Quelles lois régissaient la sorcellerie ? Quel risque réel qu'elle recommence, devant tout le monde, cette fois ? Qu'est-ce qui avait bien pu déclencher tout ça ? La proximité de l'Agent du Diable ? La proximité d'un combat ? La perspective de la mort ? Et puis, qu'avait-elle tenté de faire, exactement ? Aurait-elle tué l'Agent du Diable ? L'aurait-elle transformé en torche vivante ? Était-ce du latin qui avait franchi ses lèvres ? Est-ce que ce simulacre d'enchantement avait fonctionné ? Avait-il eu un impact réel dans la capture de l'Agent du Diable ? Était-il possible de remonter jusqu'à elle ? Viviane lui manquait cruellement. Elle aurait su quoi faire, elle ! Cassandra tenta de calmer sa respiration. Tout ça n'était plus de son âge. Elle aspirait seulement à voir Narcissa grandir, à discuter avec Viviane, à construire le monde avec le père Ethan, à rêver avec Sarah Geisler... et à penser à Amaël, à ses heures perdues. Et pourtant... ce n'était pas encore pour maintenant. Là, elle avait encore des choses à accomplir, pour tenir sa parole, et pour le futur de sa fille.

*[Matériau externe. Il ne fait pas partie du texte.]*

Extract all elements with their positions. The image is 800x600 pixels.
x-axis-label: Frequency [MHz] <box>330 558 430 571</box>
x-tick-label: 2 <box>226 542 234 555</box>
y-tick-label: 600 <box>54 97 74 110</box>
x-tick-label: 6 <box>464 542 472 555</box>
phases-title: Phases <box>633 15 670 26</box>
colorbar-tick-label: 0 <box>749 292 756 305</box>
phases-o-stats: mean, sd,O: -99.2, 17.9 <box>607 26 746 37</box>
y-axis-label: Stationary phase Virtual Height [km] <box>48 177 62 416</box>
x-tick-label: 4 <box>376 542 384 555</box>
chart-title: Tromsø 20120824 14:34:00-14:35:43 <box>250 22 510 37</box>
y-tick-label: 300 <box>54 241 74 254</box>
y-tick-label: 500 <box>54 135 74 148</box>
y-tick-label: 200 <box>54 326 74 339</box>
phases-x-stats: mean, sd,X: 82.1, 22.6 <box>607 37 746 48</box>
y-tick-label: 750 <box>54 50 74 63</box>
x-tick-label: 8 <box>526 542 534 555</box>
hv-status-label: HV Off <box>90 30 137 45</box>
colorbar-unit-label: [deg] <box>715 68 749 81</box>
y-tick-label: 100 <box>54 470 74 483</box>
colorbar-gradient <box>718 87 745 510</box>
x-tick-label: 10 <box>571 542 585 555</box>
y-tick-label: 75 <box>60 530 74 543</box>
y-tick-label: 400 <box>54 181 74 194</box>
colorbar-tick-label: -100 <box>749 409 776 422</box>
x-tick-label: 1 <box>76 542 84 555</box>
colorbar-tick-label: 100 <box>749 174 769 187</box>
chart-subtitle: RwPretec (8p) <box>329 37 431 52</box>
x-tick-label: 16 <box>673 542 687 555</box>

Cherchant du regard la présence de Sarah Geisler, qu'elle ne repéra pas, Cassandra s'apprêtait à descendre de cheval quand le Loup de la Reine fit une annonce. Sur laquelle la Veuve eut beaucoup de mal à se concentrer, trop occupée à lutter contre ses propres peurs. Seuls quelques mots, comme
ordre royal, lui parvinrent. Faisant un suprême effort pour ne pas tourner bride directement et se concentrer sur ce qui venait d'être dit, Cassandra regretta de ne pas avoir tout écouté, parce que la situation lui parut absurde. L'Inquisition ne relevait guère des décrets royaux et n'avait pas de comptes à rendre à un autre que le Pape, mais elle avait dû manquer la partie sur Rome.
Si le Second n'était pas là, c'était forcément qu'il cautionnait ce qui arrivait, elle n'avait donc pas à s'inquiéter. Sans doute voulait-il s'allier l'esprit de déduction réputé brillant de l'enquêteur. C'était vrai, peut-être leur serait-il utile, après tout... Qu'il assiste donc à leurs interrogatoires, ça ferait sans doute progresser leurs plans. D'un air absent, elle répondit :
- Bien, occupez-vous de tout cela.Et tout cela lui convenait à merveille, à vrai dire. Elle était libérée de toutes ses obligations, et elle pouvait se retirer. La Veuve quitta le parvis sans plus attendre, saluant à peine David, à qui elle devait pourtant beaucoup, ce soir. Tout en lançant sa monture au trot, ressentant dans chacun de ses os la douleur de son corps trop vieux, Cassandra répéta en une longue litanie tous les noms des saints qu'elle connaissait. La prière était le seul refuge qu'elle pouvait trouver. En attendant d'atteindre la maison de Viviane, pour être certaine de ne pas refaire de magie, elle ne pouvait faire que ça.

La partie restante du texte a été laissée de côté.